Monday, February 25, 2013

Session 0: Religion and Identity

Attendees: Padmini Sankaran, Raakhee Suryaprakash, Ayesha Nawab, Aditi Kumar, Hafsa Badsha, Tanya Jaison and Kirthi Jayakumar
Point of discussion: Religion and Identity
Date: December 11, 2016

Our conversation centered around looking at religion as a part of one's identity. The group examined individual and personal relationships with religion and how religion has tended to manifest in our daily lives, be it in a bid to define our personal relationship with our idea of god, or in our interpersonal relationships. A lot of our individual inquiries relating to religion have tended to stem from our personal understanding and refuting some of the ideas that were fed to us as acceptable yardsticks to define religion per se.

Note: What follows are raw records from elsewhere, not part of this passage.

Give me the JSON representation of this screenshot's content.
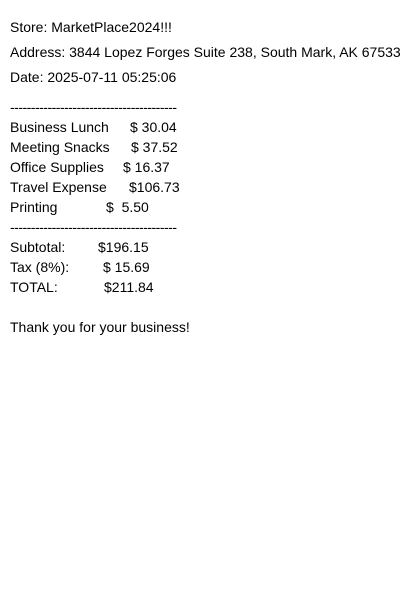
{
  "store": "Store: MarketPlace2024!!!",
  "address": "Address: 3844 Lopez Forges Suite 238, South Mark, AK 67533",
  "date": "Date: 2025-07-11 05:25:06",
  "separator": "----------------------------------------",
  "items": [
    {
      "name": "Business Lunch",
      "price": "$ 30.04"
    },
    {
      "name": "Meeting Snacks",
      "price": "$ 37.52"
    },
    {
      "name": "Office Supplies",
      "price": "$ 16.37"
    },
    {
      "name": "Travel Expense",
      "price": "$106.73"
    },
    {
      "name": "Printing",
      "price": "$  5.50"
    }
  ],
  "totals": {
    "subtotal_label": "Subtotal:",
    "subtotal_value": "$196.15",
    "tax_label": "Tax (8%):",
    "tax_value": "$ 15.69",
    "total_label": "TOTAL:",
    "total_value": "$211.84"
  },
  "footer": "Thank you for your business!"
}
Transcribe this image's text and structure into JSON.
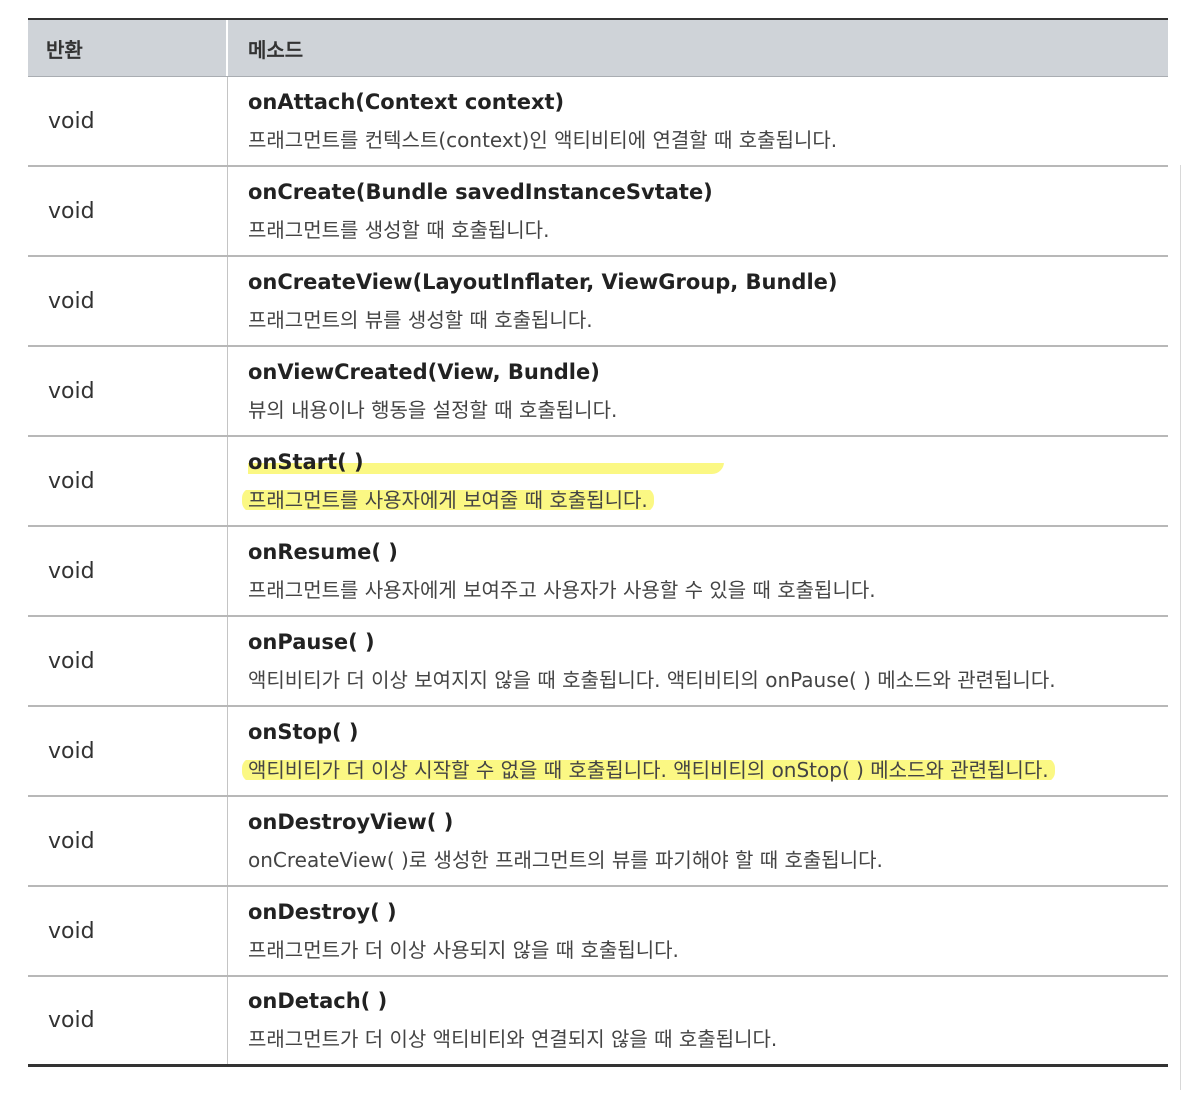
{
  "header": {
    "return_label": "반환",
    "method_label": "메소드"
  },
  "rows": [
    {
      "ret": "void",
      "sig": "onAttach(Context context)",
      "desc": "프래그먼트를 컨텍스트(context)인 액티비티에 연결할 때 호출됩니다."
    },
    {
      "ret": "void",
      "sig": "onCreate(Bundle savedInstanceSvtate)",
      "desc": "프래그먼트를 생성할 때 호출됩니다."
    },
    {
      "ret": "void",
      "sig": "onCreateView(LayoutInflater, ViewGroup, Bundle)",
      "desc": "프래그먼트의 뷰를 생성할 때 호출됩니다."
    },
    {
      "ret": "void",
      "sig": "onViewCreated(View, Bundle)",
      "desc": "뷰의 내용이나 행동을 설정할 때 호출됩니다."
    },
    {
      "ret": "void",
      "sig": "onStart( )",
      "desc": "프래그먼트를 사용자에게 보여줄 때 호출됩니다.",
      "highlighted": true
    },
    {
      "ret": "void",
      "sig": "onResume( )",
      "desc": "프래그먼트를 사용자에게 보여주고 사용자가 사용할 수 있을 때 호출됩니다."
    },
    {
      "ret": "void",
      "sig": "onPause( )",
      "desc": "액티비티가 더 이상 보여지지 않을 때 호출됩니다. 액티비티의 onPause( ) 메소드와 관련됩니다."
    },
    {
      "ret": "void",
      "sig": "onStop( )",
      "desc": "액티비티가 더 이상 시작할 수 없을 때 호출됩니다. 액티비티의 onStop( ) 메소드와 관련됩니다.",
      "highlighted": true
    },
    {
      "ret": "void",
      "sig": "onDestroyView( )",
      "desc": "onCreateView( )로 생성한 프래그먼트의 뷰를 파기해야 할 때 호출됩니다."
    },
    {
      "ret": "void",
      "sig": "onDestroy( )",
      "desc": "프래그먼트가 더 이상 사용되지 않을 때 호출됩니다."
    },
    {
      "ret": "void",
      "sig": "onDetach( )",
      "desc": "프래그먼트가 더 이상 액티비티와 연결되지 않을 때 호출됩니다."
    }
  ],
  "colors": {
    "header_bg": "#cfd3d8",
    "highlight": "#faf55a",
    "rule": "#333333"
  }
}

Padmini Sankaran examined religion as an ideology, and therefore suggested that religion, to her, was more of a philosophical exposition rather than a ritualistic observation. She exampled instances where ritualistic manifestations were never easy for her to accept and observe, and often times compliance was out of either force or a need to be respectful.

Raakhee Suryaprakash examined religion as more of a way of life for her, given that the general idea around religion only went so far as to govern her perceptions, and therefore looked at religion as one aspect of her identity as opposed to one that consumed her entire existence.

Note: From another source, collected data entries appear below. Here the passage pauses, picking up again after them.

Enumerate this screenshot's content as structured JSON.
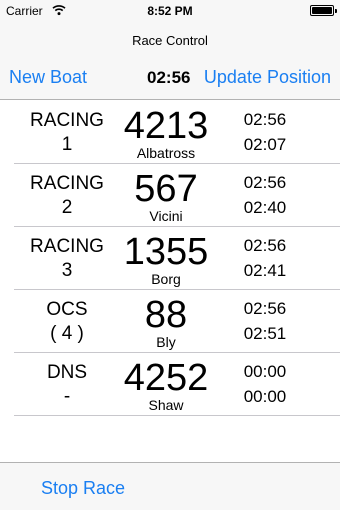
{
  "status_bar": {
    "carrier": "Carrier",
    "time": "8:52 PM",
    "battery_level": 1.0
  },
  "nav": {
    "title": "Race Control",
    "left_button": "New Boat",
    "race_clock": "02:56",
    "right_button": "Update Position"
  },
  "boats": [
    {
      "status": "RACING",
      "position": "1",
      "sail": "4213",
      "name": "Albatross",
      "time1": "02:56",
      "time2": "02:07"
    },
    {
      "status": "RACING",
      "position": "2",
      "sail": "567",
      "name": "Vicini",
      "time1": "02:56",
      "time2": "02:40"
    },
    {
      "status": "RACING",
      "position": "3",
      "sail": "1355",
      "name": "Borg",
      "time1": "02:56",
      "time2": "02:41"
    },
    {
      "status": "OCS",
      "position": "( 4 )",
      "sail": "88",
      "name": "Bly",
      "time1": "02:56",
      "time2": "02:51"
    },
    {
      "status": "DNS",
      "position": "-",
      "sail": "4252",
      "name": "Shaw",
      "time1": "00:00",
      "time2": "00:00"
    }
  ],
  "toolbar": {
    "stop_button": "Stop Race"
  },
  "colors": {
    "accent": "#1a7ff2",
    "bar_background": "#f7f7f7",
    "separator": "#c8c7cc"
  },
  "icons": {
    "wifi": "wifi-icon",
    "battery": "battery-icon"
  }
}
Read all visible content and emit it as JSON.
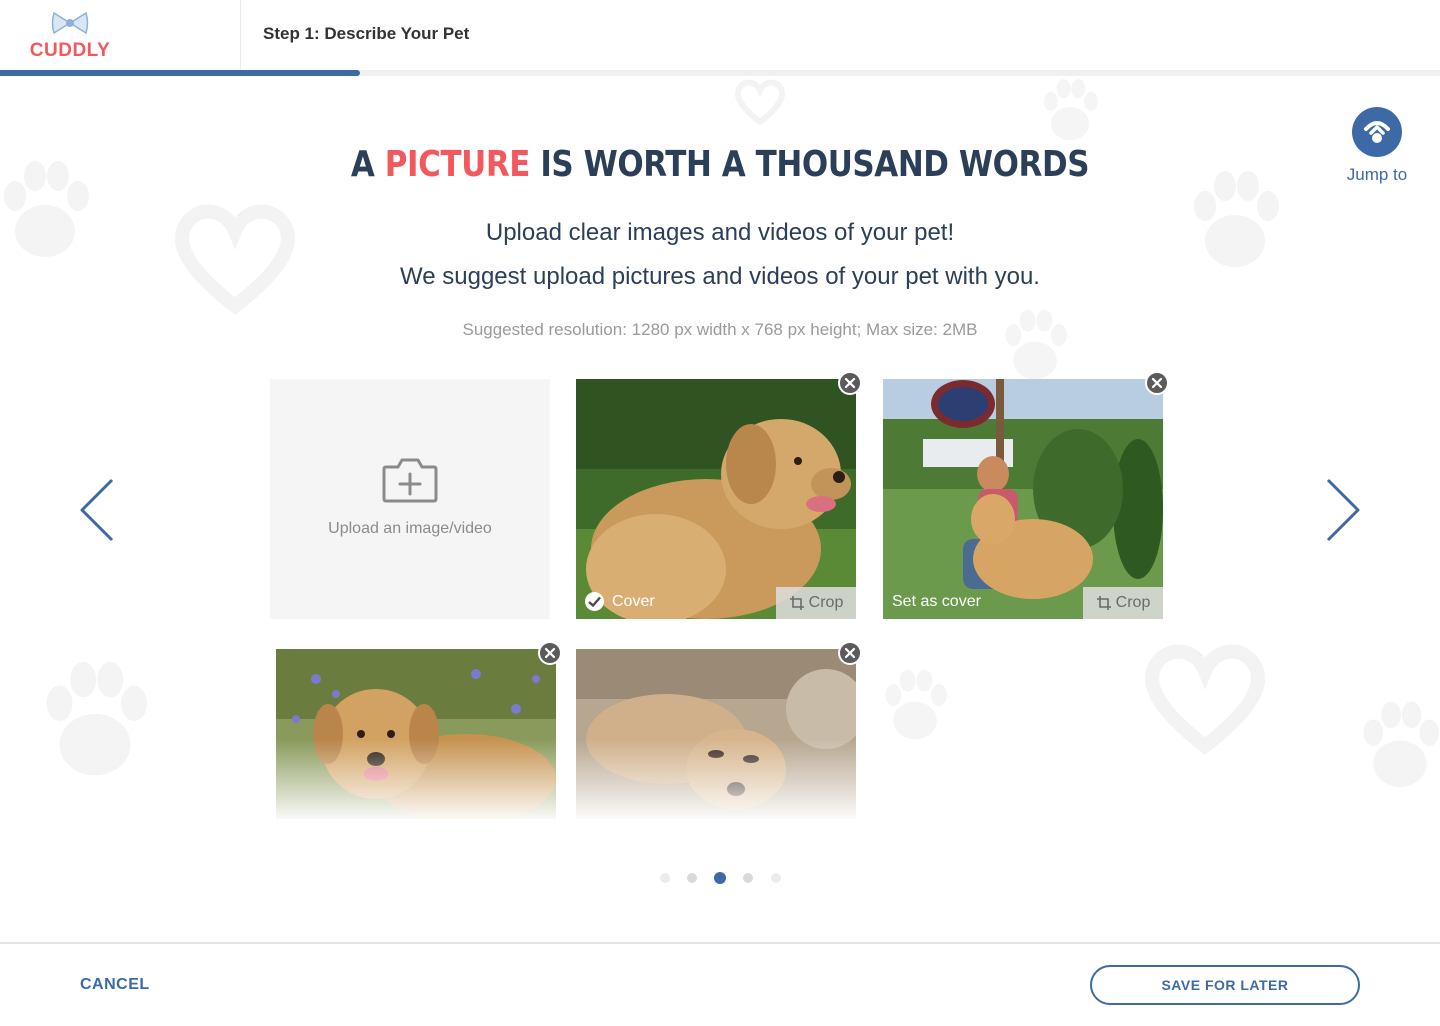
{
  "brand": {
    "name": "CUDDLY",
    "color": "#f2595e"
  },
  "header": {
    "step_title": "Step 1: Describe Your Pet",
    "progress_fraction": 0.25
  },
  "jump_to": {
    "label": "Jump to",
    "icon": "jump-to-icon"
  },
  "headline": {
    "prefix": "A ",
    "accent": "PICTURE",
    "suffix": " IS WORTH A THOUSAND WORDS"
  },
  "subheading": {
    "line1": "Upload clear images and videos of your pet!",
    "line2": "We suggest upload pictures and videos of your pet with you."
  },
  "hint": "Suggested resolution: 1280 px width x 768 px height; Max size: 2MB",
  "upload": {
    "label": "Upload an image/video",
    "icon": "camera-add-icon"
  },
  "photos": [
    {
      "status": "Cover",
      "is_cover": true,
      "crop_label": "Crop"
    },
    {
      "status": "Set as cover",
      "is_cover": false,
      "crop_label": "Crop"
    },
    {
      "status": "",
      "is_cover": false
    },
    {
      "status": "",
      "is_cover": false
    }
  ],
  "pagination": {
    "total": 5,
    "active_index": 2
  },
  "footer": {
    "cancel_label": "CANCEL",
    "save_label": "SAVE FOR LATER"
  },
  "colors": {
    "primary": "#3d6aa6",
    "accent": "#f2595e",
    "text": "#2b3f58"
  }
}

Ayesha Nawab looked at religion and her choice of adopting religious practices as something incredibly personal and evaluated the journey of discovering religious ideas and philosophies as an ongoing process. Deriving from personal experience, she explained that she was not interested in a patriarchal and narrow-minded interpretation of religion, and therefore always pushed the boundary further.

Aditi Kumar agreed with Raakhee in that religion to her was more of a way of life rather than a straitjacketed ideology paradigm. She also rejected rigid orthodoxy.

Hafsa Badsha explained that her journey with religion began as an adoption of the external but soon meandered into an inquiry into the internal. Part of her learning journey went into the process of rejecting ideas that confine and limit religion to radical beliefs.

Tanya Jaison examined religion and its observance as a matter of personal interpretation. Having seen rigid orthodoxy in operation, Tanya's idea and manifestation of worship has come to remain her personal version born out of her discretion and choice.

Kirthi Jayakumar looked at Religion as an ongoing process for her, as she looks at it for answers. The journey then has led her to curate themes and theories from different religious beliefs and faiths to help hack at what seems incomprehensible in the larger metaphysical frame.